Il dolore di un nonno-padre

Le lettere che gli alluvionati rivolgono alle autorità in cerca di aiuto sono tutte commoventi, ma una delle più toccanti è quella che il 22 aprile 1936 scrive al Ministro dei lavori pubblici un uomo che abitava a pochi passi dalla chiesa Matrice, uno dei punti più colpiti. Ha 84 anni e porta già sulle spalle, oltre che il peso di una vita, il dolore di una tragedia: il figlio è morto in guerra, nel 1918, e lui è il tutore del nipotino, che ha perso pure la madre. L’anziano è l’unico ad occuparsene ma ora, spiega nella lettera, non ci riesce più, perché aveva solo quella «modesta casetta in via S. Biagio». L’acqua l’ha inondata buttando già una parete di due metri e distruggendo solaio e soffitto «in modo orribile». Si definisce un «povero vecchio senza appoggio di nessuno» e così si appella al ministro: «Eccellenza creda pure la condizione crudele che noi siamo rimasti che il vortice insidioso di quella tragica notte ci a ridotto sull’astrico infelici lasciandoci pure senza vestiti, che il nostro stato fa pietà».

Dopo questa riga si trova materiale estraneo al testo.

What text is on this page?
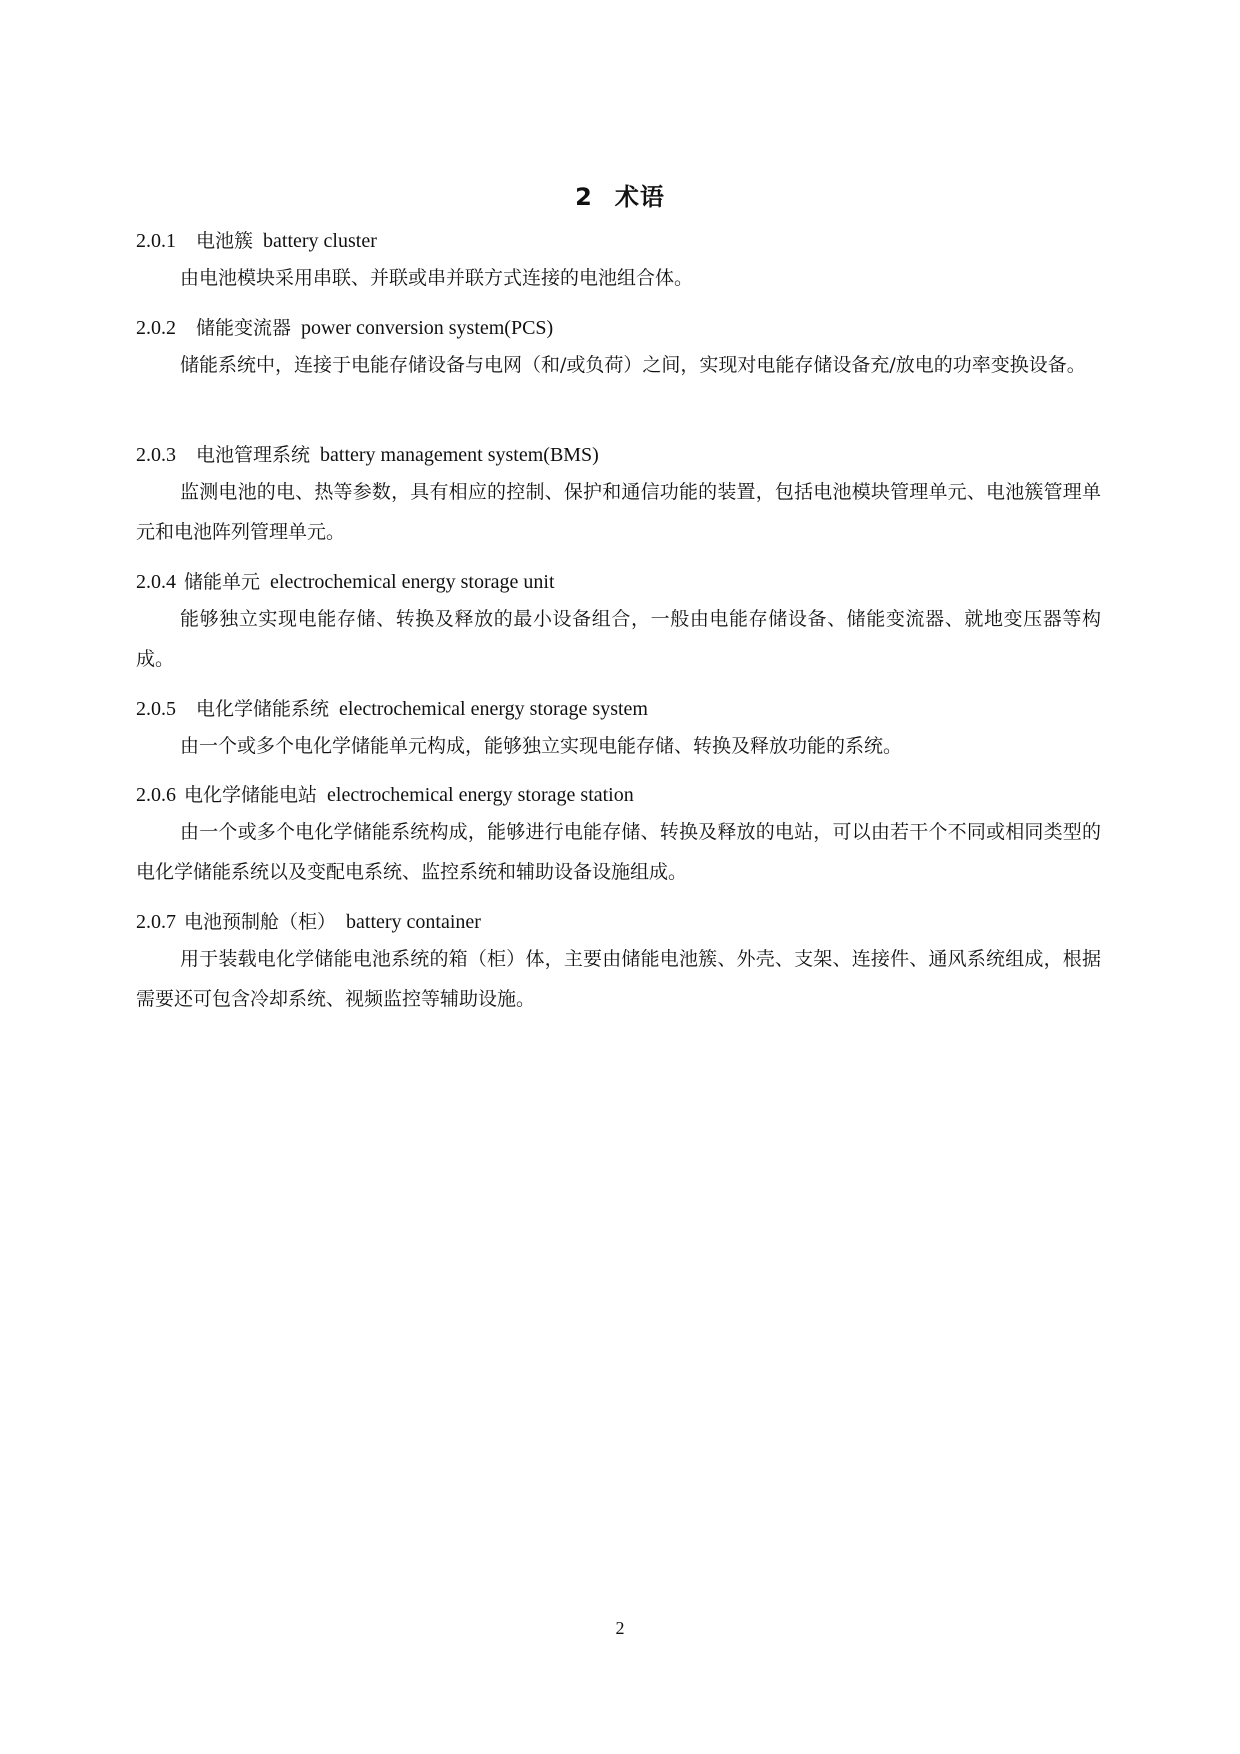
2 术语
2.0.1 电池簇 battery cluster
由电池模块采用串联、并联或串并联方式连接的电池组合体。
2.0.2 储能变流器 power conversion system(PCS)
储能系统中，连接于电能存储设备与电网（和/或负荷）之间，实现对电能存储设备充/放电的功率变换设备。
2.0.3 电池管理系统 battery management system(BMS)
监测电池的电、热等参数，具有相应的控制、保护和通信功能的装置，包括电池模块管理单元、电池簇管理单元和电池阵列管理单元。
2.0.4 储能单元 electrochemical energy storage unit
能够独立实现电能存储、转换及释放的最小设备组合，一般由电能存储设备、储能变流器、就地变压器等构成。
2.0.5 电化学储能系统 electrochemical energy storage system
由一个或多个电化学储能单元构成，能够独立实现电能存储、转换及释放功能的系统。
2.0.6 电化学储能电站 electrochemical energy storage station
由一个或多个电化学储能系统构成，能够进行电能存储、转换及释放的电站，可以由若干个不同或相同类型的电化学储能系统以及变配电系统、监控系统和辅助设备设施组成。
2.0.7 电池预制舱（柜） battery container
用于装载电化学储能电池系统的箱（柜）体，主要由储能电池簇、外壳、支架、连接件、通风系统组成，根据需要还可包含冷却系统、视频监控等辅助设施。
2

L’arciprete, il lutto collettivo e i danni alla chiesa

Che ai compaesani di Mastro Bruno Pelaggi non sia mai mancato il senso dell’ironia lo testimoniano anche i versi di una canzone popolare dedicata proprio a “lu vintunu di novembri”, anche questa una testimonianza unica nel suo genere che, forse, oggi sarebbe impensabile a contorno di una tragedia di simile portata. Ma al pari del sarcasmo non difettava ai serresi neanche il senso di comunità che, in quella occasione, emerse in un partecipato lutto collettivo. Se nell’anniversario dell’alluvione furono eccezionalmente riunite nella chiesa Matrice le statue dei tre protettori, già un mese dopo (il 20 dicembre 1936) l’arciprete Vincenzo Regio comunicava alle autorità cittadine che le vittime del nubifragio sarebbero state commemorate con una «mesta cerimonia» in chiesa seguita al «corteo» che sarebbe partito «dalla Casa Comunale alle 9,30 precise». Lo stesso parroco, riporta Gambino, aveva già annunciato una scomunica contro potenziali sciacalli pronti eventualmente a saccheggiare una popolazione devastata, ma non si era limitato a questo. Un altro documento della fine del 1935 testimonia che Regio aveva messo di tasca propria i soldi per alcune riparazioni urgenti alla “sua” chiesa. I danni alla Matrice, secondo quanto comunica il podestà alla Prefettura chiedendo un sussidio, ammontavano a circa 12mila lire e il parroco «è andato incontro ai lavori urgenti ed indispensabili (niente abbellimenti), contraendo personalmente dei debiti presso privati». Vale la pena lasciare spazio alla descrizione di quanto era successo il 21-22 novembre: «Le copiose acque hanno invaso il tempio, sollevandosi fino all’altezza di circa due metri come risulta dalle tracce rimaste, travolgendo arredi, paramenti sacri e perfino qualche mobile: alcuni sono stati portati via dalla violenza delle acque medesime, altri ridotti in pessime condizioni». La chiesa era rimasta chiusa «per molto tempo» e il podestà spiega che è solo grazie al sacerdote se è stata riaperta per le feste natalizie «con gran soddisfazione dei fedeli». Rimaneva da riparare «soltanto la parte della sagrestia con i relativi armadi in legno castagno e noce». Ma i serresi, devastati dall’alluvione, «non possono contribuire» e il Comune «potrà dare solo qualche poco di legname». Chi e in che misura si sia adoperato per dare una mano a una comunità in ginocchio è un ulteriore capitolo di questa storia che proveremo a raccontare successivamente.